Oczywiście ze wszystkich parametrów nowego roweru Cannondale'a, to właśnie waga robi największe wrażenie. Rama ważyć będzie zaledwie 695g, a najlżejszy kompletny rower, złożony na bardzo lekkich, ale wciąż seryjnych komponentach, jedynie 4,95 kg! To imponujący wynik, przyjrzyjmy się zatem dokładniej, jak Peterowi Denkowi, udało się osiągnąć ten wspaniały rezultat.
SuperSix Evo powstawać będzie z trzech osobnych części typu monocoque - pierwsza składa się z rury czołowej, górnej oraz dolnej, kolejna z mufy suportu oraz rury podsiodłowej, natomiast ostatnia to elementy tylnego trójkąta. Producent zastosował włókna BallisTec, niezwykle odporny na uderzenia materiał, stosowany także przy opancerzeniach, w efekcie uzyskujemy ramę, która podobno ma być bardziej odporna na uderzenia niż aluminiowy CAAD9. Denk w niezwykle przemyślany sposób ułożył w ramie włókna węglowe - przykładem może być tutaj rura podsiodłowa, w której splot przy samej końcówce układa się pod kątem 70 stopni. W ten sposób sztyca może trochę bardziej "pracować" pod obciążeniem, zwiększając tym samym komfort.

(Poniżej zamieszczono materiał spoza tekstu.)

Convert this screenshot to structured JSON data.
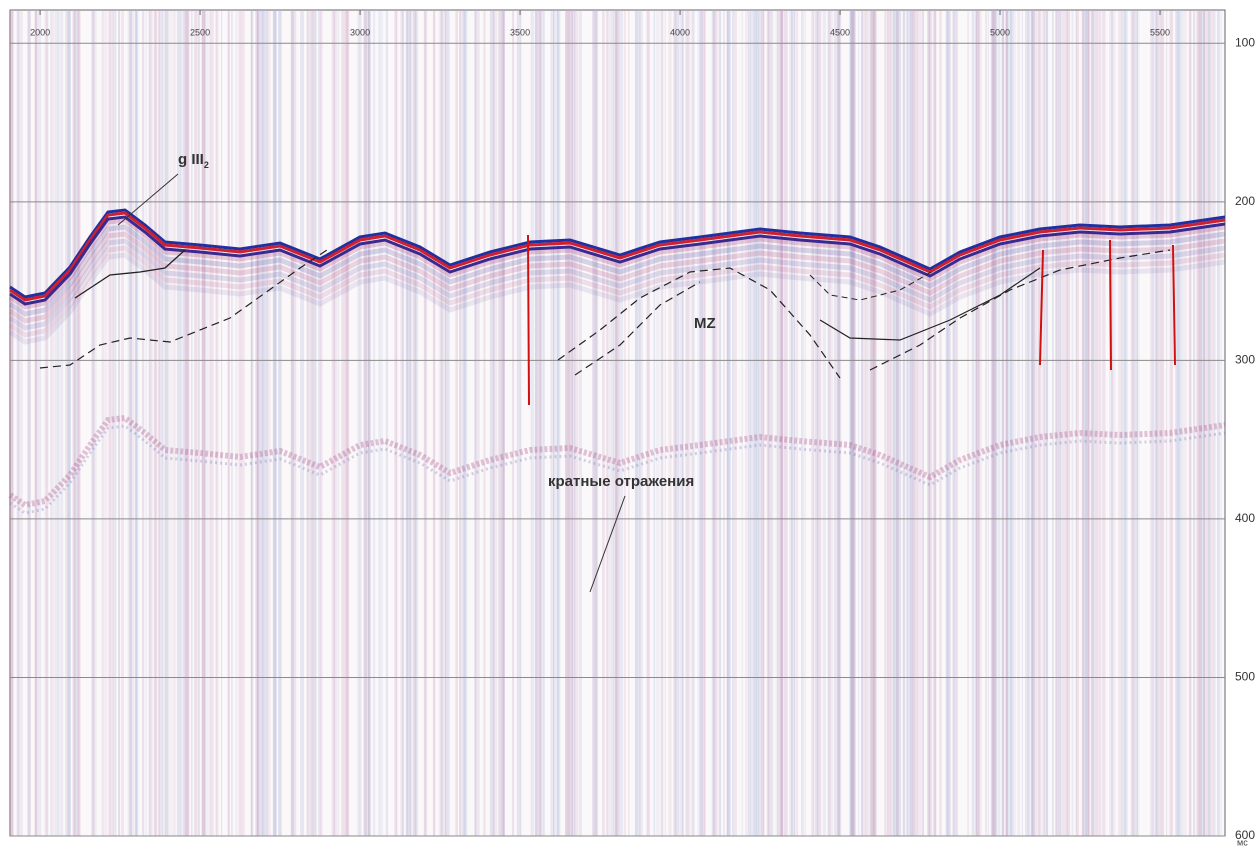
{
  "chart_data": {
    "type": "seismic",
    "xlim": [
      1906,
      5703
    ],
    "xticks": [
      2000,
      2500,
      3000,
      3500,
      4000,
      4500,
      5000,
      5500
    ],
    "ylim": [
      79,
      600
    ],
    "yticks": [
      100,
      200,
      300,
      400,
      500,
      600
    ],
    "y_inverted": true,
    "y_unit": "мс",
    "grid": true,
    "annotations": [
      {
        "text": "g III",
        "sub": "2"
      },
      {
        "text": "MZ"
      },
      {
        "text": "кратные отражения"
      }
    ]
  }
}
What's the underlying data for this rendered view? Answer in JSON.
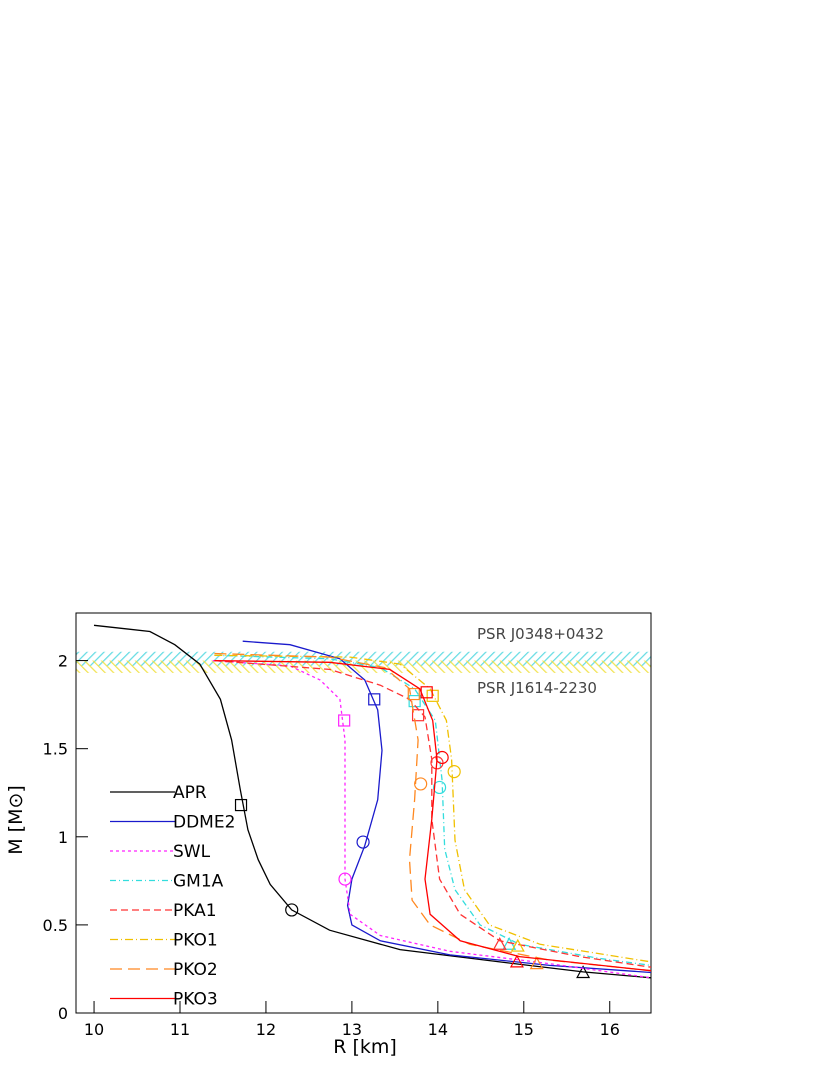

Innym ciekawym pomysłem są rury łańcuchowe tylnego trójkąta, którym nadano spłaszczony horyzontalnie kształt. Rury te działają jak zawieszenie amortyzując nierówności na drodze, jednocześnie zostaje zachowana sztywność boczna. Cannondale twierdzi jednak, że nie chodziło przy tym o zwiększenie komfortu, ale o zapewnienie lepszego kontaktu opony z podłożem. Należy też wspomnieć, że rury te, dzięki nowemu procesowi produkcji, schudły o około 30-40% w stosunku do zwykłej wersji SuperSix.
Zmiany nie ominęły także przedniej części konstrukcji. Dolne łożyska zmieniły swoją średnicę z 1.5" na 1.25", by jak twierdzi Cannondale, zmniejszyć powierzchnię czołową i w ten sposób powstający opór powietrza. Chociaż tak naprawdę powinniśmy zdawać sobie sprawę, że uczyniono to jedynie ze względu na masę, by ta mogła stać na tak rekordowo niskim poziomie.
SuperSix EVO dostępny będzie jako zestaw ramy z widelcem oraz kompletne rowery. Z rowerów z pewnością wyróżnić należy model Ultimate, o wadze zaledwie 4,95 kg. Odnajdziemy tu grupę SRAM Red z korbami Hollowgram SL, karbonowe koła DT Swiss na szytki oraz inne lekkie komponenty w postaci hamulców Zero Gravity i sztycy USE Alien. Cena ram i rowerów będzie z pewnością spora, choć można spojrzeć na to z drugiej strony - rama Cervelo R5ca, ważąca o 1g więcej kosztuje 9800$. Za taką kwotę podobno bezproblemowo złożymy kompletny, wysokiej klasy rower na bazie SuperSix EVO.